Yes, but what does it all mean? Kenneth Tynan railed against the “gratuitous obscurity” of Harold Pinter’s poetic 1975 play when it was first produced by Peter Hall at the National starring John Gielgud as the supplicant versifier Spooner and Ralph Richardson as his host Hirst, patron and supporter of the arts. But the play is always gloriously enjoyable as an off-kilter vaudeville of friendship and dependency.

And with David Bradley as the crow-like attendant, a sort of straggle-haired Wurzel Gummidge of the pub poetry scene, and Michael Gambon as the aghast, haunted literato with a head full of secrets, Rupert Goold’s production for the Gate Theatre in Dublin, settling for a season in St Martin’s Lane, seems more than ever like a reminiscent re-run of Waiting for Godot, Hirst and Spooner trapped in their roles, and memories, in a cold limbo which is forever icy and forever silent.

There is a theory that Godot is about alcoholism, the tramps’ nicknames, in French, standing for stiff drinks.

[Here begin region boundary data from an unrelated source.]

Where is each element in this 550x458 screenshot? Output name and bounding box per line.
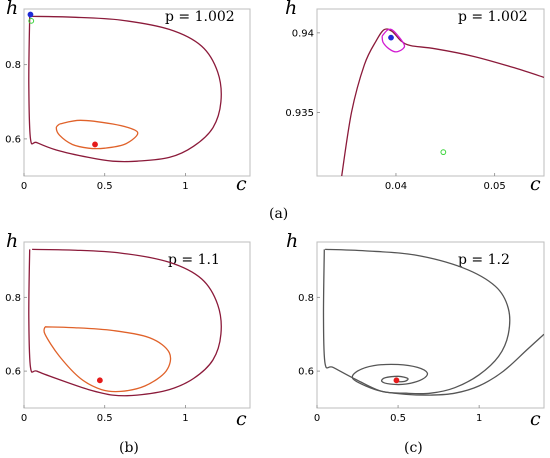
y-tick-label: 0.8 bbox=[5, 60, 21, 71]
panel-top-left: h c p = 1.002 0 0.5 1 0.6 0.8 bbox=[5, 0, 251, 195]
series-line-1 bbox=[55, 119, 139, 150]
series-line-1 bbox=[381, 28, 406, 53]
caption-c: (c) bbox=[404, 440, 423, 456]
x-tick-label: 0.04 bbox=[385, 181, 407, 192]
xlabel-c: c bbox=[530, 173, 541, 195]
series-line-0 bbox=[28, 248, 222, 397]
panel-bottom-right: h c p = 1.2 0 0.5 1 0.6 0.8 bbox=[286, 230, 545, 430]
x-tick-label: 0.5 bbox=[97, 181, 113, 192]
series-line-0 bbox=[322, 248, 511, 395]
plot-frame bbox=[23, 241, 251, 409]
param-label: p = 1.002 bbox=[458, 9, 528, 25]
x-tick-label: 0 bbox=[21, 181, 27, 192]
y-tick-label: 0.6 bbox=[5, 367, 21, 378]
series-line-0 bbox=[28, 15, 222, 163]
param-label: p = 1.1 bbox=[168, 252, 220, 268]
xlabel-c: c bbox=[236, 173, 247, 195]
y-tick-label: 0.6 bbox=[298, 367, 314, 378]
plot-frame bbox=[316, 241, 545, 409]
series-line-0 bbox=[341, 28, 544, 176]
series-line-1 bbox=[351, 333, 544, 396]
panel-bottom-left: h c p = 1.1 0 0.5 1 0.6 0.8 bbox=[5, 230, 251, 430]
caption-a: (a) bbox=[269, 206, 288, 222]
data-point-1 bbox=[440, 149, 447, 156]
x-tick-label: 0 bbox=[21, 413, 27, 424]
ylabel-h: h bbox=[6, 0, 18, 19]
panel-top-right: h c p = 1.002 0.04 0.05 0.935 0.94 bbox=[285, 0, 545, 195]
data-point-2 bbox=[28, 17, 35, 24]
y-tick-label: 0.8 bbox=[5, 293, 21, 304]
xlabel-c: c bbox=[530, 408, 541, 430]
y-tick-label: 0.8 bbox=[298, 293, 314, 304]
y-tick-label: 0.6 bbox=[5, 134, 21, 145]
x-tick-label: 0.05 bbox=[484, 181, 506, 192]
x-tick-label: 1 bbox=[476, 413, 482, 424]
series-line-1 bbox=[43, 326, 172, 393]
ylabel-h: h bbox=[285, 0, 297, 19]
data-point-0 bbox=[388, 34, 394, 41]
data-point-0 bbox=[92, 141, 98, 148]
data-point-1 bbox=[27, 11, 34, 18]
x-tick-label: 0.5 bbox=[390, 413, 406, 424]
plot-frame bbox=[23, 8, 251, 177]
data-point-0 bbox=[96, 377, 103, 384]
x-tick-label: 0 bbox=[314, 413, 320, 424]
x-tick-label: 0.5 bbox=[97, 413, 113, 424]
caption-b: (b) bbox=[119, 440, 139, 456]
plot-frame bbox=[316, 8, 545, 177]
x-tick-label: 1 bbox=[182, 181, 188, 192]
y-tick-label: 0.94 bbox=[292, 28, 314, 39]
xlabel-c: c bbox=[236, 408, 247, 430]
y-tick-label: 0.935 bbox=[285, 108, 314, 119]
param-label: p = 1.2 bbox=[458, 252, 510, 268]
x-tick-label: 1 bbox=[182, 413, 188, 424]
ylabel-h: h bbox=[6, 230, 18, 252]
ylabel-h: h bbox=[286, 230, 298, 252]
param-label: p = 1.002 bbox=[165, 9, 235, 25]
data-point-0 bbox=[393, 377, 400, 384]
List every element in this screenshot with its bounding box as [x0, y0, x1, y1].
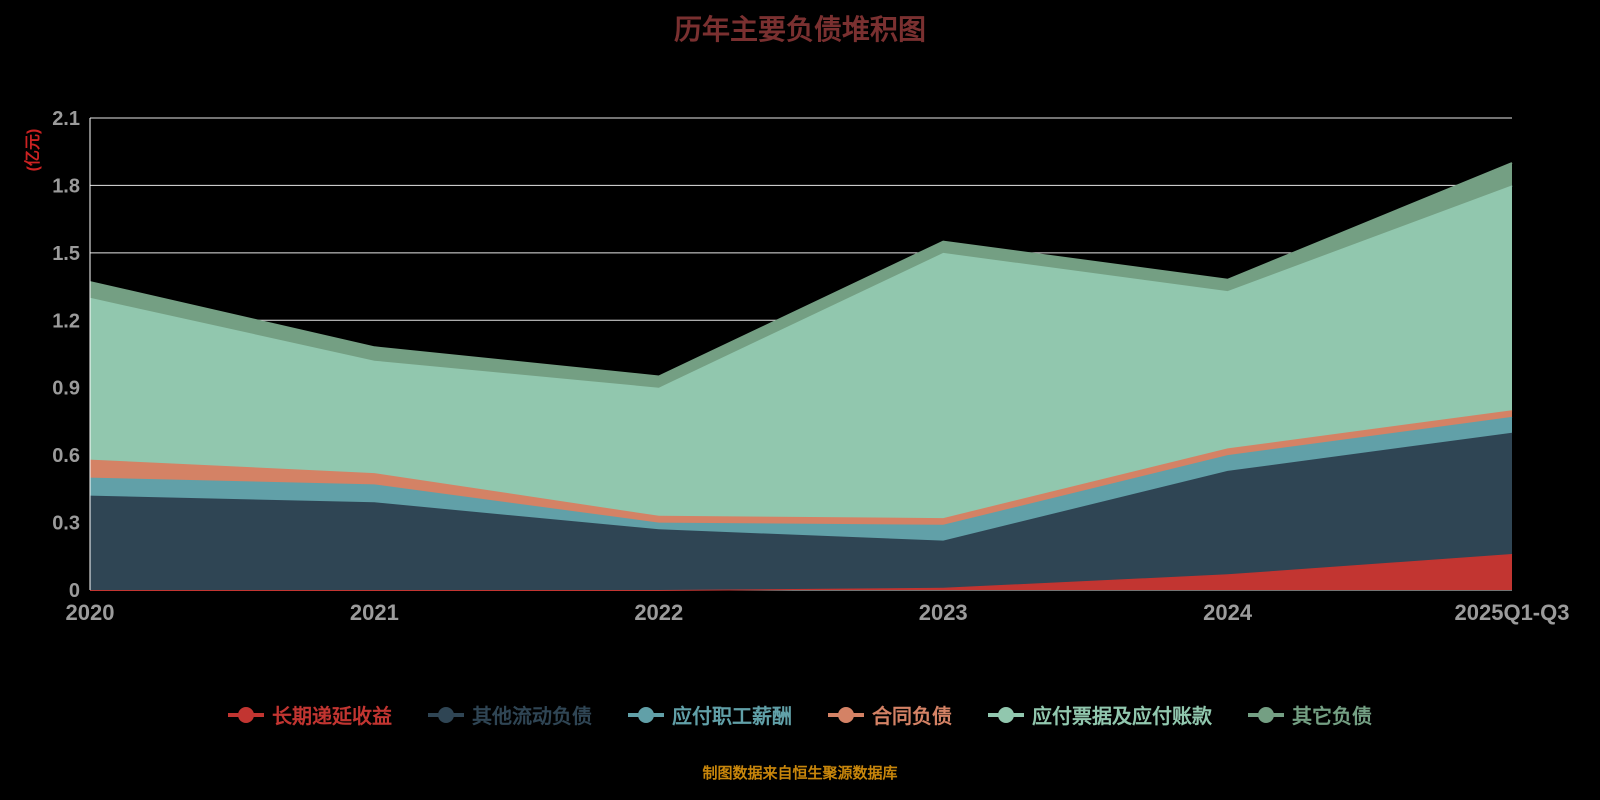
legend-item-other-current-liabilities[interactable]: 其他流动负债 — [428, 700, 592, 729]
y-tick-label: 0.3 — [52, 513, 80, 535]
legend-item-other-liabilities[interactable]: 其它负债 — [1248, 700, 1372, 729]
x-tick-label: 2020 — [66, 600, 115, 625]
legend-label: 合同负债 — [872, 706, 952, 728]
legend-marker-icon — [228, 706, 264, 723]
legend-marker-icon — [828, 706, 864, 723]
legend-label: 长期递延收益 — [272, 706, 392, 728]
area-long-term-deferred-income — [90, 554, 1512, 590]
x-axis-labels: 2020 2021 2022 2023 2024 2025Q1-Q3 — [66, 600, 1570, 625]
y-axis-label: (亿元) — [23, 129, 42, 172]
legend-label: 其他流动负债 — [472, 706, 592, 728]
line-other-liabilities — [89, 162, 1513, 378]
area-series-group — [89, 162, 1513, 591]
legend-label: 应付票据及应付账款 — [1032, 706, 1212, 728]
y-tick-label: 2.1 — [52, 108, 80, 130]
legend-label: 其它负债 — [1292, 706, 1372, 728]
x-tick-label: 2021 — [350, 600, 399, 625]
legend-marker-icon — [1248, 706, 1284, 723]
legend-item-long-term-deferred-income[interactable]: 长期递延收益 — [228, 700, 392, 729]
x-tick-label: 2023 — [919, 600, 968, 625]
y-tick-label: 0.6 — [52, 445, 80, 467]
y-tick-label: 1.2 — [52, 310, 80, 332]
x-tick-label: 2024 — [1203, 600, 1253, 625]
chart-title: 历年主要负债堆积图 — [673, 14, 926, 45]
legend-marker-icon — [428, 706, 464, 723]
chart-legend: 长期递延收益 其他流动负债 应付职工薪酬 合同负债 应付票据及应付账款 其它负债 — [0, 700, 1600, 729]
area-other-current-liabilities — [90, 432, 1512, 590]
legend-item-contract-liabilities[interactable]: 合同负债 — [828, 700, 952, 729]
y-tick-label: 1.5 — [52, 243, 80, 265]
legend-marker-icon — [988, 706, 1024, 723]
data-source-caption: 制图数据来自恒生聚源数据库 — [702, 765, 898, 782]
legend-item-notes-and-accounts-payable[interactable]: 应付票据及应付账款 — [988, 700, 1212, 729]
x-tick-label: 2025Q1-Q3 — [1455, 600, 1570, 625]
y-tick-label: 0 — [69, 580, 80, 602]
area-notes-and-accounts-payable — [90, 185, 1512, 519]
x-tick-label: 2022 — [634, 600, 683, 625]
legend-item-employee-compensation-payable[interactable]: 应付职工薪酬 — [628, 700, 792, 729]
y-tick-label: 0.9 — [52, 378, 80, 400]
legend-label: 应付职工薪酬 — [672, 706, 792, 728]
y-tick-label: 1.8 — [52, 175, 80, 197]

The moment Gambon staggers, lurches slightly for the cocktail cabinet in Giles Cadle’s curiously impersonal, slightly cheap looking lounge (John Bury’s original design was a monumental grey mausoleum), you know that we’re in the boozer’s nightmare scenario of amnesia and inexplicable terror.

The old boys have met in Jack Straw’s Castle on Hampstead Heath – where the finical, snooping Spooner is a “betwixt twig peeper” – and come back for the late night session. Always the great electrifying moment, Gambon bursts forth in daylight in a pin-striped suit to greet his old friend and evoke pre-War golden days in Oxford and their shared enthusiasm for the same woman. We soon realise this is the dawn before the dark and the great Gambon (Richardson’s name for him) will decline once more to that state of stricken gravity floating on the heroic intake of the malt that wounds.

Bradley is equally superb as Spooner, cawing and craven, picking at his language, all revealed as he releases his tattered invitation to the poetry reading in Chalk Farm. The sinister henchmen are played by Nick Dunning and David Walliams. Dunning’s Briggs is a superbly malevolent jumped-up waiter, while Walliams’ Foster, technically stiff and insufficiently emphatic with his trailing phrases, nonetheless conveys his seedy past with a looming sneeriness. I love the play and the way it yields a different set of secrets on each viewing. Think of the setting, now, as a bizarre hospitality suite, the last hope saloon, the final round.